Aerin stopped them earlier that evening, not long after sunset. She was slender to begin with, as all the Seelie were, but she looked as though she’d been eaten from the inside out, her muscles thin and ropey and her eyes sunken with fatigue. “We should arrive by midday,” she told Dafydd. “If we hunt and eat well tonight, and sleep well, we may be in some condition to face whatever awaits us. Ioan might scry to see what lies ahead.”

“It could alert Merrick to our presence.” Ioan had recovered from his injuries as they walked, though like everyone else his shoulders slumped with weariness. “We might be better unannounced. The surprise would be as much theirs as ours.”

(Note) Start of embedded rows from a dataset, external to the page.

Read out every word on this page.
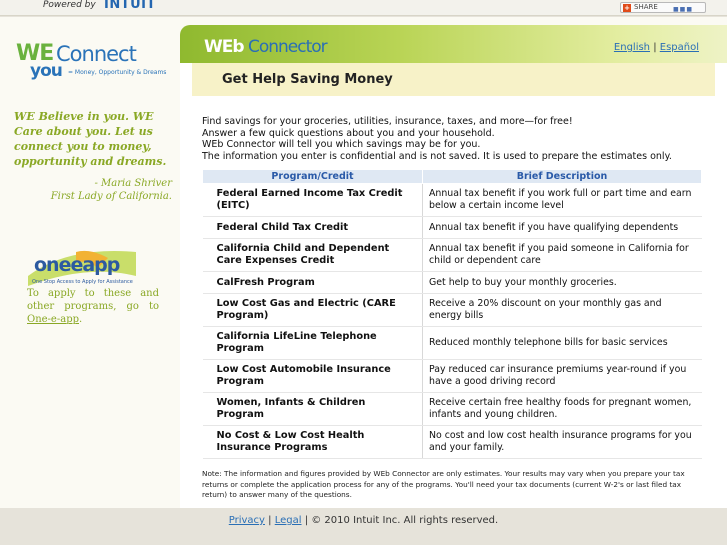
Powered by INTUIT	+ SHARE	■■■
WE Connect
you = Money, Opportunity & Dreams
WE Believe in you. WE Care about you. Let us connect you to money, opportunity and dreams.
- Maria Shriver
First Lady of California.
oneeapp
One Stop Access to Apply for Assistance
To apply to these and other programs, go to One-e-app.
WEb Connector	English | Español
Get Help Saving Money
Find savings for your groceries, utilities, insurance, taxes, and more—for free!
Answer a few quick questions about you and your household.
WEb Connector will tell you which savings may be for you.
The information you enter is confidential and is not saved. It is used to prepare the estimates only.
Program/Credit	Brief Description
Federal Earned Income Tax Credit (EITC)	Annual tax benefit if you work full or part time and earn below a certain income level
Federal Child Tax Credit	Annual tax benefit if you have qualifying dependents
California Child and Dependent Care Expenses Credit	Annual tax benefit if you paid someone in California for child or dependent care
CalFresh Program	Get help to buy your monthly groceries.
Low Cost Gas and Electric (CARE Program)	Receive a 20% discount on your monthly gas and energy bills
California LifeLine Telephone Program	Reduced monthly telephone bills for basic services
Low Cost Automobile Insurance Program	Pay reduced car insurance premiums year-round if you have a good driving record
Women, Infants & Children Program	Receive certain free healthy foods for pregnant women, infants and young children.
No Cost & Low Cost Health Insurance Programs	No cost and low cost health insurance programs for you and your family.
Note: The information and figures provided by WEb Connector are only estimates. Your results may vary when you prepare your tax returns or complete the application process for any of the programs. You'll need your tax documents (current W-2's or last filed tax return) to answer many of the questions.
Privacy | Legal | © 2010 Intuit Inc. All rights reserved.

“Can you cast a glamour to get us inside unseen?” Lara asked Dafydd. A darker thought spun out of that: if he could get them inside the citadel unseen, there was no reason they couldn’t assassinate Merrick under that same cloak of invisibility. She met Dafydd’s eyes, and saw the same idea flash through his mind before he shook his head.

“Glamours are much more successful against mortals. The constant use of power gains notice among our own kind. Call it what you will, paranoia or curiosity, but there’s always someone looking for it, and a glamour large enough to hide even a handful of us would be observed long before we found Merrick.”

“Then isn’t what Aerin’s doing going to draw attention, too? She must be using huge amounts of power.”

“But the horses use a version of this magic all the time,” Aerin reminded Lara. “It’s a constant draw, so typical as to go unnoticed. Far more likely that the destruction of the Unseelie citadel has been noticed than my call on the earth’s magic.”